The paper-based content in interview recordings was translated into a transcript that was subject to the thematic form of qualitative data analysis for further exploration into the anticipatory grief experienced by the main caregivers and how their states of mind changed through sequential coding of the transcript content, development of conceptual categories and theme induction. Out of the 102 codes obtained from the initial findings, 61 codes were finalized through refined filtering of similar concepts and were divided based on their content into 14 subthemes under 4 themes, which included ‘revelation and implications of the nature of life’, ‘the art of coping with one’s own impending death’, ‘self-realization and gifts before passing’ and ‘adjustment for controlled coping and loss of control’, all of which interacted and constituted an ongoing and dynamic process.

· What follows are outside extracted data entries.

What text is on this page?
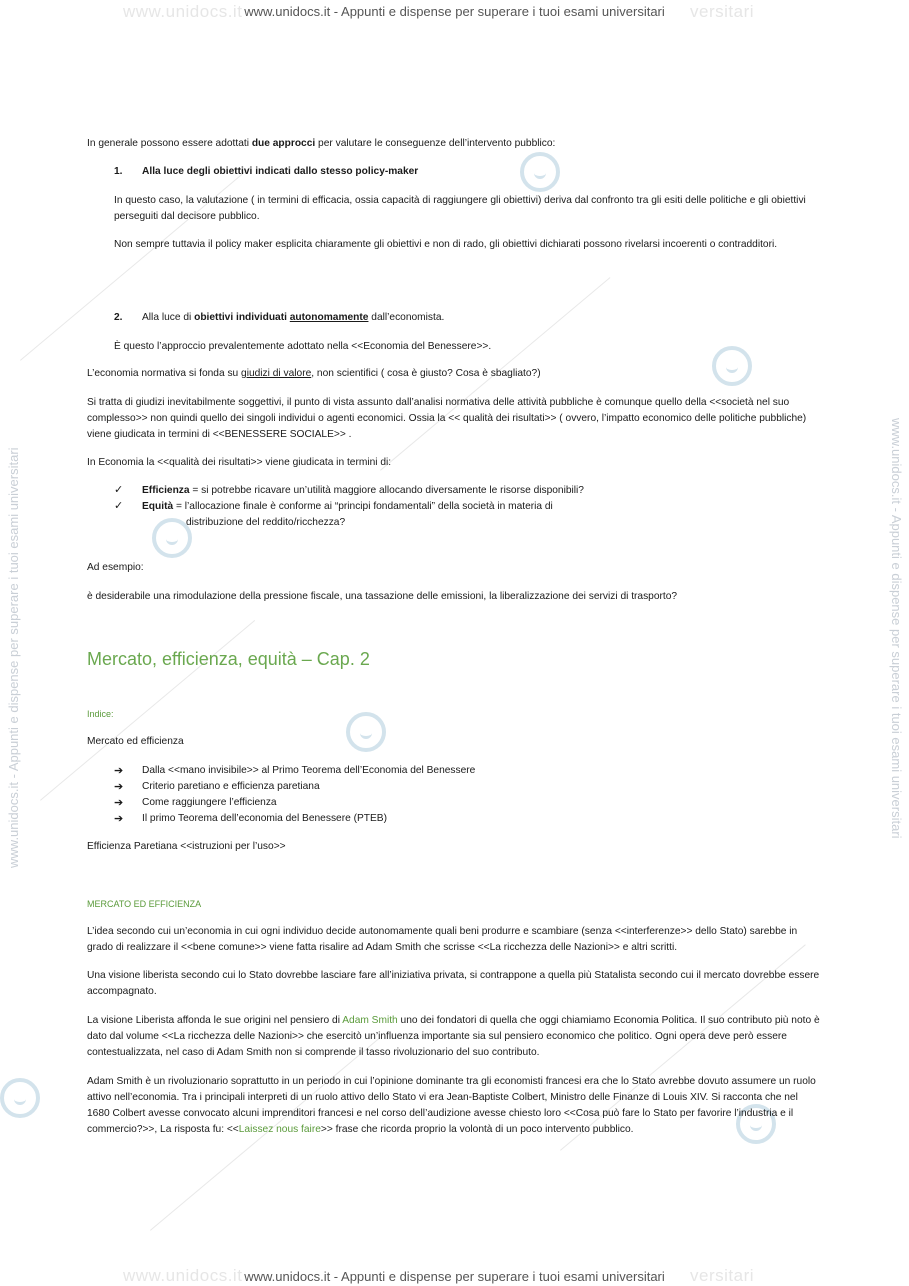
www.unidocs.it	versitari
www.unidocs.it	versitari
www.unidocs.it - Appunti e dispense per superare i tuoi esami universitari	www.unidocs.it - Appunti e dispense per superare i tuoi esami universitari
www.unidocs.it - Appunti e dispense per superare i tuoi esami universitari
www.unidocs.it - Appunti e dispense per superare i tuoi esami universitari

In generale possono essere adottati due approcci per valutare le conseguenze dell’intervento pubblico:

1. Alla luce degli obiettivi indicati dallo stesso policy-maker

In questo caso, la valutazione ( in termini di efficacia, ossia capacità di raggiungere gli obiettivi) deriva dal confronto tra gli esiti delle politiche e gli obiettivi perseguiti dal decisore pubblico.

Non sempre tuttavia il policy maker esplicita chiaramente gli obiettivi e non di rado, gli obiettivi dichiarati possono rivelarsi incoerenti o contradditori.

2. Alla luce di obiettivi individuati autonomamente dall’economista.

È questo l’approccio prevalentemente adottato nella <<Economia del Benessere>>.

L’economia normativa si fonda su giudizi di valore, non scientifici ( cosa è giusto? Cosa è sbagliato?)

Si tratta di giudizi inevitabilmente soggettivi, il punto di vista assunto dall’analisi normativa delle attività pubbliche è comunque quello della <<società nel suo complesso>> non quindi quello dei singoli individui o agenti economici. Ossia la << qualità dei risultati>> ( ovvero, l’impatto economico delle politiche pubbliche) viene giudicata in termini di <<BENESSERE SOCIALE>> .

In Economia la <<qualità dei risultati>> viene giudicata in termini di:

✓ Efficienza = si potrebbe ricavare un’utilità maggiore allocando diversamente le risorse disponibili?
✓ Equità = l’allocazione finale è conforme ai “principi fondamentali” della società in materia di
distribuzione del reddito/ricchezza?

Ad esempio:

è desiderabile una rimodulazione della pressione fiscale, una tassazione delle emissioni, la liberalizzazione dei servizi di trasporto?

Mercato, efficienza, equità – Cap. 2

Indice:

Mercato ed efficienza

➔ Dalla <<mano invisibile>> al Primo Teorema dell’Economia del Benessere
➔ Criterio paretiano e efficienza paretiana
➔ Come raggiungere l’efficienza
➔ Il primo Teorema dell’economia del Benessere (PTEB)

Efficienza Paretiana <<istruzioni per l’uso>>

MERCATO ED EFFICIENZA

L’idea secondo cui un’economia in cui ogni individuo decide autonomamente quali beni produrre e scambiare (senza <<interferenze>> dello Stato) sarebbe in grado di realizzare il <<bene comune>> viene fatta risalire ad Adam Smith che scrisse <<La ricchezza delle Nazioni>> e altri scritti.

Una visione liberista secondo cui lo Stato dovrebbe lasciare fare all’iniziativa privata, si contrappone a quella più Statalista secondo cui il mercato dovrebbe essere accompagnato.

La visione Liberista affonda le sue origini nel pensiero di Adam Smith uno dei fondatori di quella che oggi chiamiamo Economia Politica. Il suo contributo più noto è dato dal volume <<La ricchezza delle Nazioni>> che esercitò un’influenza importante sia sul pensiero economico che politico. Ogni opera deve però essere contestualizzata, nel caso di Adam Smith non si comprende il tasso rivoluzionario del suo contributo.

Adam Smith è un rivoluzionario soprattutto in un periodo in cui l’opinione dominante tra gli economisti francesi era che lo Stato avrebbe dovuto assumere un ruolo attivo nell’economia. Tra i principali interpreti di un ruolo attivo dello Stato vi era Jean-Baptiste Colbert, Ministro delle Finanze di Louis XIV. Si racconta che nel 1680 Colbert avesse convocato alcuni imprenditori francesi e nel corso dell’audizione avesse chiesto loro <<Cosa può fare lo Stato per favorire l’industria e il commercio?>>, La risposta fu: <<Laissez nous faire>> frase che ricorda proprio la volontà di un poco intervento pubblico.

The results of this study can provide guidance for hospice professionals on helping main caregivers in home-based hospice care to cope with anticipatory grief when their terminally ill family members are near their end. They can also serve as the basis for guiding the process of grief counseling for caregivers in home-based hospice care, expanding localized grief counseling measures, and providing comprehensive materials for life and death education in nursing that help positive nursing attitudes to take root, thereby providing more appropriate nursing services for terminally ill patients and their families.